One Busy Guy examines...

    Daylight Savings Time 

Congress has recently extended Daylight Savings Time by 4 weeks.

Yet another idea from the very prolific Benjamin Franklin. Good old Ben first suggested this change at a conference in Paris circa 1784 as an economical change. 'Summer Time' (or 'Daylight Savings Time' as we know it) as the name implies, is to help people make better use of the daily hours of sunshine. The US department of transportation took a poll (as they so often do) and determined that people liked having more daylight in the early evening. Somewhat inconsequentially it was also discovered that the nation saved about 1% of its' daily energy consumption due to the change. The additional hour of light during the evening commute has actually illustrated a decline in pedestrian fatalities since vehicle operators see better.  

A London builder named William Willet published a pamphlet in 1907 entitled 'A Waste of Daylight'. Willet proposed that clocks might be set ahead 15 minutes on each of four Sundays in April and then back on each of four Sundays in September (Can you imagine how awkward that change might have been?).

A bill was drafted for parliament in 1909 but was voted down several times (mostly by farming interests). Willet passed away in 1915 never knowing that the Brits had adopted 'Summer Time' only one year later in May of 1916. This was done mostly to conserve energy (they wanted to save coal). After all the war was on and Germany had already made this same concession.


Somewhere in the forties the USA adopted 'war time' for similar reasons. When the second world war had ended we kept the concept now known as 'Daylight Savings Time'.  

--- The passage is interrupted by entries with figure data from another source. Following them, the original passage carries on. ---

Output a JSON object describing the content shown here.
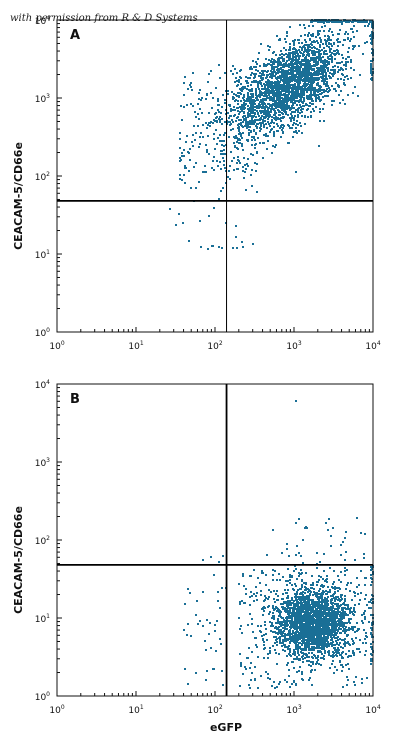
{
  "watermark": "with permission from R & D Systems",
  "colors": {
    "dots": "#1a6f96",
    "axis": "#111111",
    "gate": "#000000"
  },
  "chart_data": [
    {
      "type": "scatter",
      "panel_label": "A",
      "xlabel": "",
      "ylabel": "CEACAM-5/CD66e",
      "xscale": "log",
      "yscale": "log",
      "xlim": [
        1,
        10000
      ],
      "ylim": [
        1,
        10000
      ],
      "x_ticks": [
        1,
        10,
        100,
        1000,
        10000
      ],
      "y_ticks": [
        1,
        10,
        100,
        1000,
        10000
      ],
      "tick_labels": [
        "0",
        "1",
        "2",
        "3",
        "4"
      ],
      "gate": {
        "x": 140,
        "y": 48
      },
      "quadrant_counts_approx": {
        "upper_left": 120,
        "upper_right": 2480,
        "lower_left": 20,
        "lower_right": 2
      },
      "population_center_approx": {
        "x": 900,
        "y": 1500
      },
      "grid": false,
      "legend": "none"
    },
    {
      "type": "scatter",
      "panel_label": "B",
      "xlabel": "eGFP",
      "ylabel": "CEACAM-5/CD66e",
      "xscale": "log",
      "yscale": "log",
      "xlim": [
        1,
        10000
      ],
      "ylim": [
        1,
        10000
      ],
      "x_ticks": [
        1,
        10,
        100,
        1000,
        10000
      ],
      "y_ticks": [
        1,
        10,
        100,
        1000,
        10000
      ],
      "tick_labels": [
        "0",
        "1",
        "2",
        "3",
        "4"
      ],
      "gate": {
        "x": 140,
        "y": 48
      },
      "quadrant_counts_approx": {
        "upper_left": 4,
        "upper_right": 40,
        "lower_left": 40,
        "lower_right": 2300
      },
      "population_center_approx": {
        "x": 1800,
        "y": 9
      },
      "grid": false,
      "legend": "none"
    }
  ]
}
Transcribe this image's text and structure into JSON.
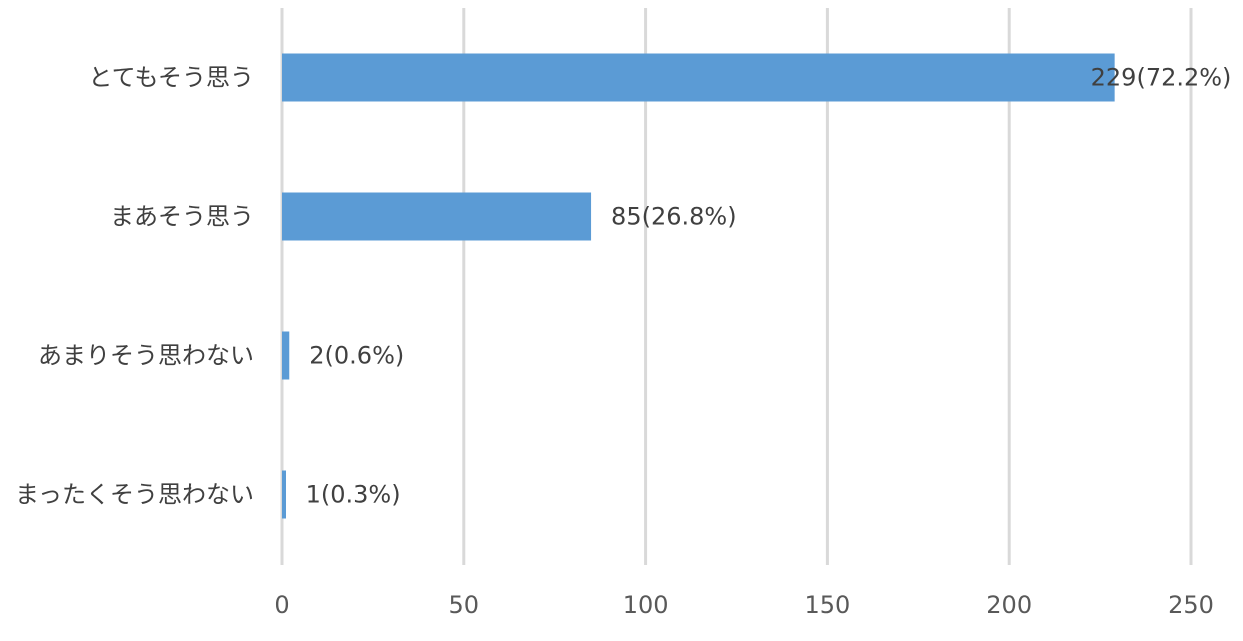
{
  "chart_data": {
    "type": "bar",
    "orientation": "horizontal",
    "categories": [
      "とてもそう思う",
      "まあそう思う",
      "あまりそう思わない",
      "まったくそう思わない"
    ],
    "values": [
      229,
      85,
      2,
      1
    ],
    "data_labels": [
      "229(72.2%)",
      "85(26.8%)",
      "2(0.6%)",
      "1(0.3%)"
    ],
    "percentages": [
      72.2,
      26.8,
      0.6,
      0.3
    ],
    "xlim": [
      0,
      250
    ],
    "xticks": [
      "0",
      "50",
      "100",
      "150",
      "200",
      "250"
    ],
    "grid": true,
    "bar_color": "#5b9bd5",
    "grid_color": "#d9d9d9",
    "title": "",
    "xlabel": "",
    "ylabel": ""
  }
}
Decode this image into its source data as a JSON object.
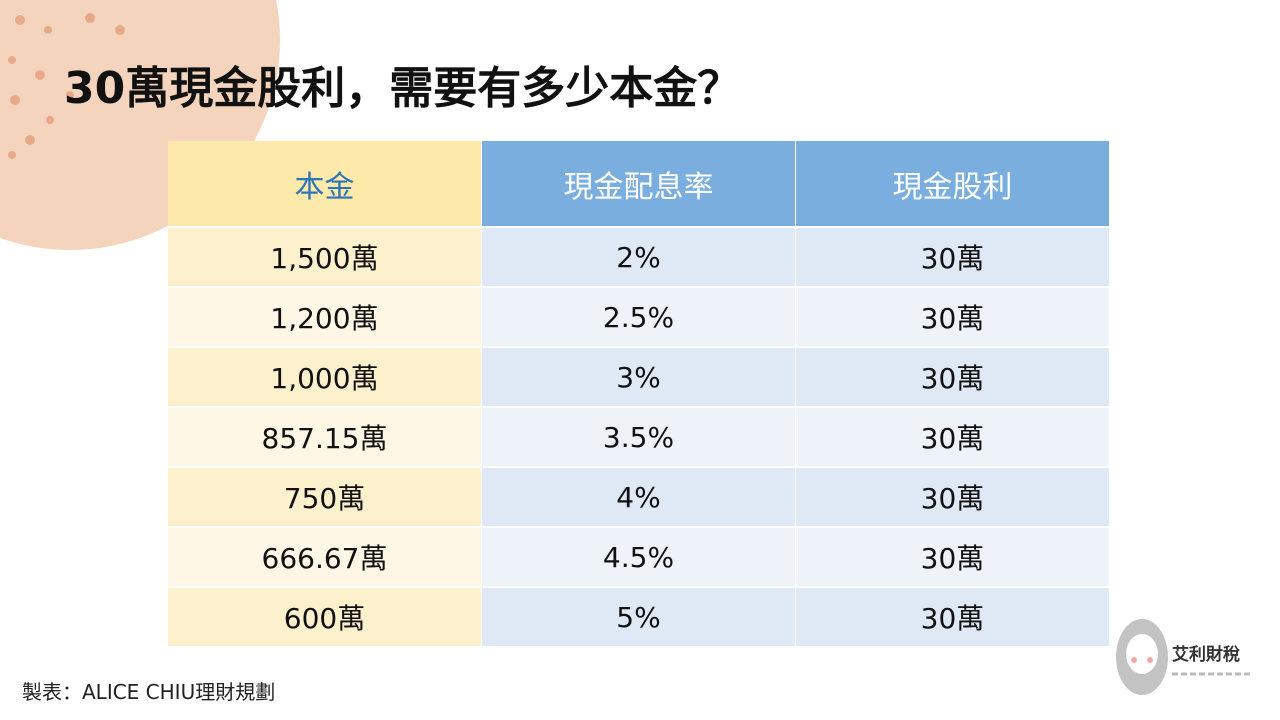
{
  "title": "30萬現金股利，需要有多少本金？",
  "table": {
    "header": [
      "本金",
      "現金配息率",
      "現金股利"
    ],
    "rows": [
      [
        "1,500萬",
        "2%",
        "30萬"
      ],
      [
        "1,200萬",
        "2.5%",
        "30萬"
      ],
      [
        "1,000萬",
        "3%",
        "30萬"
      ],
      [
        "857.15萬",
        "3.5%",
        "30萬"
      ],
      [
        "750萬",
        "4%",
        "30萬"
      ],
      [
        "666.67萬",
        "4.5%",
        "30萬"
      ],
      [
        "600萬",
        "5%",
        "30萬"
      ]
    ]
  },
  "footer": "製表：ALICE CHIU理財規劃",
  "logo": "艾利財稅"
}
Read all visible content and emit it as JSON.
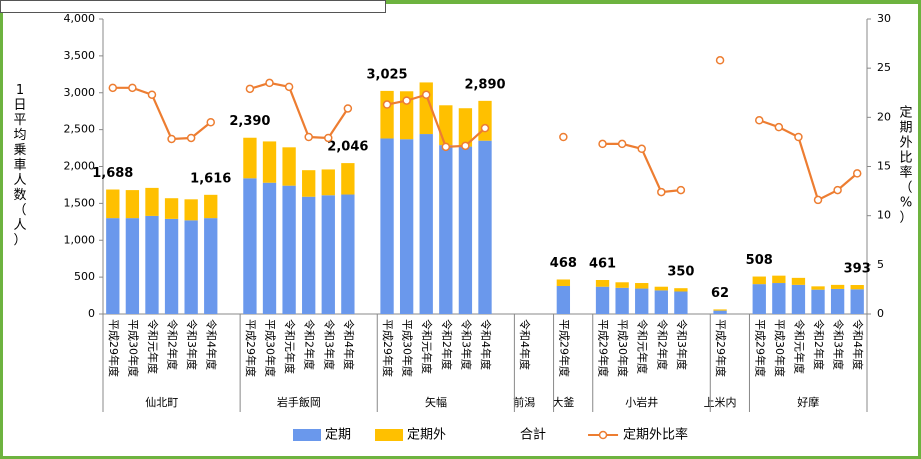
{
  "chart_data": {
    "type": "bar",
    "y_label": "1日平均乗車人数（人）",
    "y2_label": "定期外比率（%）",
    "categories": [
      [
        "仙北町",
        "平成29年度"
      ],
      [
        "仙北町",
        "平成30年度"
      ],
      [
        "仙北町",
        "令和元年度"
      ],
      [
        "仙北町",
        "令和2年度"
      ],
      [
        "仙北町",
        "令和3年度"
      ],
      [
        "仙北町",
        "令和4年度"
      ],
      [
        "岩手飯岡",
        "平成29年度"
      ],
      [
        "岩手飯岡",
        "平成30年度"
      ],
      [
        "岩手飯岡",
        "令和元年度"
      ],
      [
        "岩手飯岡",
        "令和2年度"
      ],
      [
        "岩手飯岡",
        "令和3年度"
      ],
      [
        "岩手飯岡",
        "令和4年度"
      ],
      [
        "矢幅",
        "平成29年度"
      ],
      [
        "矢幅",
        "平成30年度"
      ],
      [
        "矢幅",
        "令和元年度"
      ],
      [
        "矢幅",
        "令和2年度"
      ],
      [
        "矢幅",
        "令和3年度"
      ],
      [
        "矢幅",
        "令和4年度"
      ],
      [
        "前潟",
        "令和4年度"
      ],
      [
        "大釜",
        "平成29年度"
      ],
      [
        "小岩井",
        "平成29年度"
      ],
      [
        "小岩井",
        "平成30年度"
      ],
      [
        "小岩井",
        "令和元年度"
      ],
      [
        "小岩井",
        "令和2年度"
      ],
      [
        "小岩井",
        "令和3年度"
      ],
      [
        "上米内",
        "平成29年度"
      ],
      [
        "好摩",
        "平成29年度"
      ],
      [
        "好摩",
        "平成30年度"
      ],
      [
        "好摩",
        "令和元年度"
      ],
      [
        "好摩",
        "令和2年度"
      ],
      [
        "好摩",
        "令和3年度"
      ],
      [
        "好摩",
        "令和4年度"
      ]
    ],
    "series": [
      {
        "name": "定期",
        "type": "bar",
        "color": "#6a98ec",
        "values": [
          1300,
          1300,
          1330,
          1290,
          1270,
          1300,
          1840,
          1780,
          1740,
          1590,
          1610,
          1620,
          2380,
          2370,
          2440,
          2290,
          2270,
          2350,
          null,
          380,
          370,
          355,
          345,
          320,
          305,
          46,
          405,
          420,
          395,
          330,
          340,
          335
        ]
      },
      {
        "name": "定期外",
        "type": "bar",
        "color": "#ffc000",
        "values": [
          388,
          380,
          380,
          280,
          285,
          316,
          550,
          560,
          520,
          360,
          350,
          426,
          645,
          650,
          700,
          540,
          520,
          540,
          null,
          88,
          91,
          75,
          75,
          50,
          45,
          16,
          103,
          100,
          95,
          45,
          55,
          58
        ]
      },
      {
        "name": "合計",
        "type": "label",
        "values": [
          1688,
          null,
          null,
          null,
          null,
          1616,
          2390,
          null,
          null,
          null,
          null,
          2046,
          3025,
          null,
          null,
          null,
          null,
          2890,
          null,
          468,
          461,
          null,
          null,
          null,
          350,
          62,
          508,
          null,
          null,
          null,
          null,
          393
        ],
        "value_labels": [
          "1,688",
          null,
          null,
          null,
          null,
          "1,616",
          "2,390",
          null,
          null,
          null,
          null,
          "2,046",
          "3,025",
          null,
          null,
          null,
          null,
          "2,890",
          null,
          "468",
          "461",
          null,
          null,
          null,
          "350",
          "62",
          "508",
          null,
          null,
          null,
          null,
          "393"
        ]
      },
      {
        "name": "定期外比率",
        "type": "line",
        "axis": "y2",
        "color": "#ed7d31",
        "values": [
          23,
          23,
          22.3,
          17.8,
          17.9,
          19.5,
          22.9,
          23.5,
          23.1,
          18,
          17.9,
          20.9,
          21.3,
          21.7,
          22.3,
          17,
          17.1,
          18.9,
          null,
          18,
          17.3,
          17.3,
          16.8,
          12.4,
          12.6,
          25.8,
          19.7,
          19,
          18,
          11.6,
          12.6,
          14.3
        ]
      }
    ],
    "ylim": [
      0,
      4000
    ],
    "yticks": [
      0,
      {
        "value": 500,
        "label": "500"
      },
      {
        "value": 1000,
        "label": "1,000"
      },
      {
        "value": 1500,
        "label": "1,500"
      },
      {
        "value": 2000,
        "label": "2,000"
      },
      {
        "value": 2500,
        "label": "2,500"
      },
      {
        "value": 3000,
        "label": "3,000"
      },
      {
        "value": 3500,
        "label": "3,500"
      },
      {
        "value": 4000,
        "label": "4,000"
      }
    ],
    "y2lim": [
      0,
      30
    ],
    "y2ticks": [
      0,
      5,
      10,
      15,
      20,
      25,
      30
    ],
    "grid": false,
    "legend": "bottom"
  }
}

Folks with any kind of sleep disorder are allied in their general dislike of 'Daylight Savings Time'. Most of us have come to accept the reality therein; spring ahead, fall back. Sometimes we joke that maybe the bars will stay open an hour later on the first Sunday of November. In truth it's just another Fall day, except now it's dark in the morning instead of being dark in the evening.

Daylight Savings Time extends from the 2nd Sunday of March to the first Sunday of November. 

Doing my bit to quench your thirst for knowledge!